Não são apenas neonazistas, porém, que adotaram uma postura hostil contra a imprensa alemã. Zörner diz que, depois que o movimento Pegida eclodiu em algumas cidades do país, especialmente em Dresden, o conceito de "imprensa da mentira" veio à tona, entoado em várias manifestações, e tornou-se uma forma negativa socialmente aceita de se referir aos jornalistas.
“Eu prefiro o antagonismo neonazista a esse novo fenômeno de ampla animosidade”, opina a repórter fotográfica Carolin Hesidenz, que há anos acompanha a movimentação dos radicais na região ocidental da Alemanha.

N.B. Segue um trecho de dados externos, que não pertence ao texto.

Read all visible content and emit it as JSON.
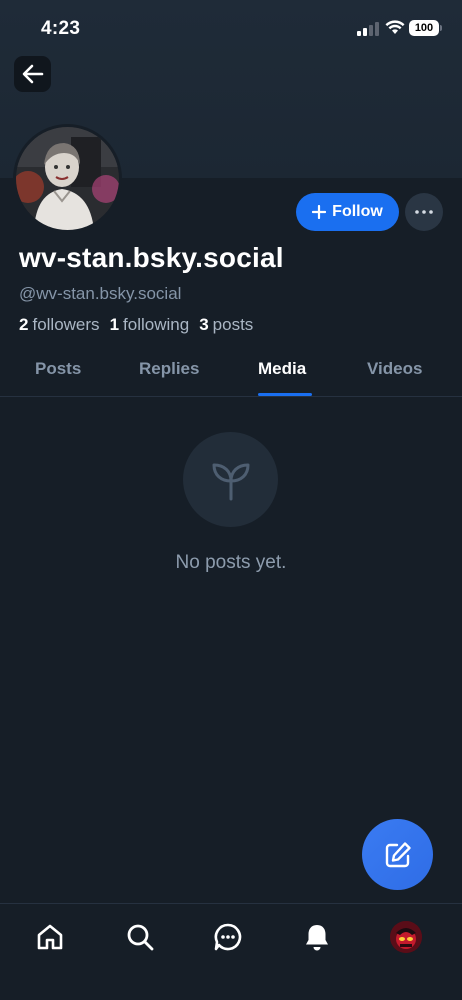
{
  "status_bar": {
    "time": "4:23",
    "battery": "100"
  },
  "profile": {
    "display_name": "wv-stan.bsky.social",
    "handle": "@wv-stan.bsky.social",
    "followers_count": "2",
    "followers_label": "followers",
    "following_count": "1",
    "following_label": "following",
    "posts_count": "3",
    "posts_label": "posts"
  },
  "actions": {
    "follow_label": "Follow"
  },
  "tabs": [
    {
      "label": "Posts",
      "active": false
    },
    {
      "label": "Replies",
      "active": false
    },
    {
      "label": "Media",
      "active": true
    },
    {
      "label": "Videos",
      "active": false
    }
  ],
  "empty_state": {
    "icon": "sprout-icon",
    "message": "No posts yet."
  },
  "bottom_nav": [
    {
      "icon": "home-icon"
    },
    {
      "icon": "search-icon"
    },
    {
      "icon": "chat-icon"
    },
    {
      "icon": "bell-icon"
    },
    {
      "icon": "profile-avatar"
    }
  ],
  "colors": {
    "background": "#161e27",
    "accent": "#1a6ff0",
    "muted_text": "#8595a8"
  }
}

“As marchas neonazistas são sempre bem protegidas pela polícia”, prossegue Hessidenz, que usa capacete e colete à prova de balas quando cobre manifestações. “Nós estamos lidando com uma nova dinâmica. Ataques violentos contra jornalistas costumavam ser eventos isolados. Agora existe uma nova atmosfera. Parece que eles podem atacar a qualquer um."
Reduto radical
Huesmann e Weiermann denunciaram formalmente às autoridades as ameaças que receberam. Em resposta, um porta-voz da polícia de Dortmund disse que as ameaças foram uma tentativa de criar um “clima de medo e intimidação” para qualquer opositor. Segundo ele, é uma imitação de “modelos históricos”, como os usados pelos membros do partido de Hitler.
“Pelo que eu saiba, não existia esse tipo de ameaça durante o fim da República de Weimar ou após a tomada de poder pelos nazistas em 1933”, contesta Niels Weise, historiador e pesquisador do nazismo no Instituto de História Contemporânea de Munique. “Diante desta perspectiva, nós não podemos dizer exatamente que o que aconteceu com os jornalistas de Dortmund é um trabalho nazista dos nossos dias.”
Huesmann e Weiermann disseram que se sentiram ameaçados depois de receberem os tais atestados, mas garantiram que não estão intimidados.
“Eles terão que fazer muito mais do que isso. Talvez devessem ver O Poderoso Chefão de novo. Quem sabe aquela cena da cabeça de cavalo na cama? Esta é uma ameaça que me faria pensar duas vezes antes de fazer o que estou fazendo”, afirma Huesmann.
Huesmann revela que decidiu fazer matérias sobre a cena neonazista porque ela é muito forte em Dortmund. Foi lá que surgiram o movimento Resistência Nacional, que foi banido, e o partido xenófobo A Direita.
Desde 2000, cinco assassinatos foram cometidos por neonazistas em Dortmund. Também foram registradas várias agressões a estrangeiros.
“Essas ameaças são um tipo de confirmação de que o nosso trabalho tem um efeito”, diz Weiermann. “Eu não vou desistir agora. Não mesmo.”